Incluso en los primeros tiempos del videojuego, con cuatro colores y píxeles luminosos ortopédicos, con más o menos acierto, éste buscaba recrear o imitar la realidad. Lo hace cualquier arte con un lenguaje propio, en este caso empleando un tamizado en el que inicialmente aparecían un número de vidas, unas pantallas vistas generalmente con aspecto bidimensional, rutinas en enemigos y limitaciones de movilidad cansinas.
Pero las aspiraciones de perspectiva subjetiva iban apareciendo regularmente incluso en los primeros años, inicialmente tirando de cuatro rayas mal texturadas, que los que vivimos el proceso pudimos apreciar cómo se iban rellenando a medida que se sucedían los ordenadores y consolas, a golpe de múltiplo de bits. Sería la llegada de Playstation la que marcaría un antes y un después, pues ahí se acabaron los complejos: la conducción y los FPS se vengaron por los años de humillaciones y tomaron lo más alto del podio para dejar poco margen a los que querían ocupar las siguientes posiciones.
Entonces, la palabra simulación, que siempre ha dado margen para que los puristas maticen cuándo tiene o no tiene lugar, se escapaba del enclaustramiento de los juegos de aviones y aspiraba a llegar más lejos. A un terreno que curiosamente iba a dar otro golpe a los que se las prometían felices con la llegada de Playstation y ese símbolo que era el Ridge Racer de Namco (acompañado de un Destruction Derby en otra variante arcade). Y todo porque cuando Gran Turismo dijo esta boca es mía, de alguna manera se nos dijo que estaba prohibido divertirse como antes. Que los derrapes imposibles, los saltos, los escenarios pop y las melodías de recreativa debían acabar. Era la hora de desquiciarnos aprendiendo a acelerar y a frenar en tiempo, a tomar curvas con las exigencias de unos coches cambiantes que nunca llegaban a la velocidad que deseábamos ponerlos sin pagar las consecuencias (lamentables en todo caso: en caso de accidente, el supersimulador nos dejaba con coches que rebotaban sin alteraciones de chapa y pintura).
Y mientras el mundo asumía que Gran Turismo iba a ser el camino, mientras sus creadores y sus ínfulas se lanzaban a avances tecnológicos basados en más coches, más circuitos, más pruebas exasperantes… alguno nos preguntábamos por qué diablos el juego seguía siendo siempre igual, por qué la diversión aparentaba buscar un grado de profesionalización y especialización desorientada con un mismo patrón remakeado.
Quizá sea porque la realidad es divertida cuando llevas un Ferrari por algo más que una curva tomada a la perfección.

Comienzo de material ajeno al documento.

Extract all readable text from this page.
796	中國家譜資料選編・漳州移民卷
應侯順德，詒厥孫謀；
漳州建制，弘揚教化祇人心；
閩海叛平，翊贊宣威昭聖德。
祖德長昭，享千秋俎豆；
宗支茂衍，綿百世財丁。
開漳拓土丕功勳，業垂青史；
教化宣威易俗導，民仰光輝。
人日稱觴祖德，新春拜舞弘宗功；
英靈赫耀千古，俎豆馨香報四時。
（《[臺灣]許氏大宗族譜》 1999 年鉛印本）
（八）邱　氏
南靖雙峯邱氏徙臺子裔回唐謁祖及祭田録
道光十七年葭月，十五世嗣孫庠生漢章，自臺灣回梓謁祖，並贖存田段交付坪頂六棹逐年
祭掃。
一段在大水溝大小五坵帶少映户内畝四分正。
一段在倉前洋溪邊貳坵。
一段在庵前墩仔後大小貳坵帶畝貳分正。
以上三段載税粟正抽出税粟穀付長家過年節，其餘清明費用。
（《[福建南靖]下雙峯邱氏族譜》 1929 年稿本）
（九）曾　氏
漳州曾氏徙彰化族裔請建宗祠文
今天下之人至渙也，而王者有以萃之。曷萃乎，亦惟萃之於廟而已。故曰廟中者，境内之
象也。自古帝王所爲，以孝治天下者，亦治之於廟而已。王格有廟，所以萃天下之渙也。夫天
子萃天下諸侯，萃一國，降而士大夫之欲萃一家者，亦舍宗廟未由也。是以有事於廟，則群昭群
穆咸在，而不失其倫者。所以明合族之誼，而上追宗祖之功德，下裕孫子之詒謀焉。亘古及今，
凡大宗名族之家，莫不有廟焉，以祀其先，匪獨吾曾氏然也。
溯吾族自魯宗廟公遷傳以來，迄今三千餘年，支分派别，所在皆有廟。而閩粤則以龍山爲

Porque son muchas las emociones inalcanzables –al menos hasta que se asome con precisión la realidad virtual– que han de ser reemplazadas por otras al adaptarse al soporte (de la misma manera que el cine no puede filmar la lentitud de cada plano prosaico de la vida, ni alcanzar la intensidad de muchos de sus momentos reales). Y uno acaba creyendo que Gran Turismo a su manera acaba siendo algo tan mecánico como resulta hoy un clásico olvidado de Konami (que al menos en su momento, a los críticos de GT sí nos parecía divertido).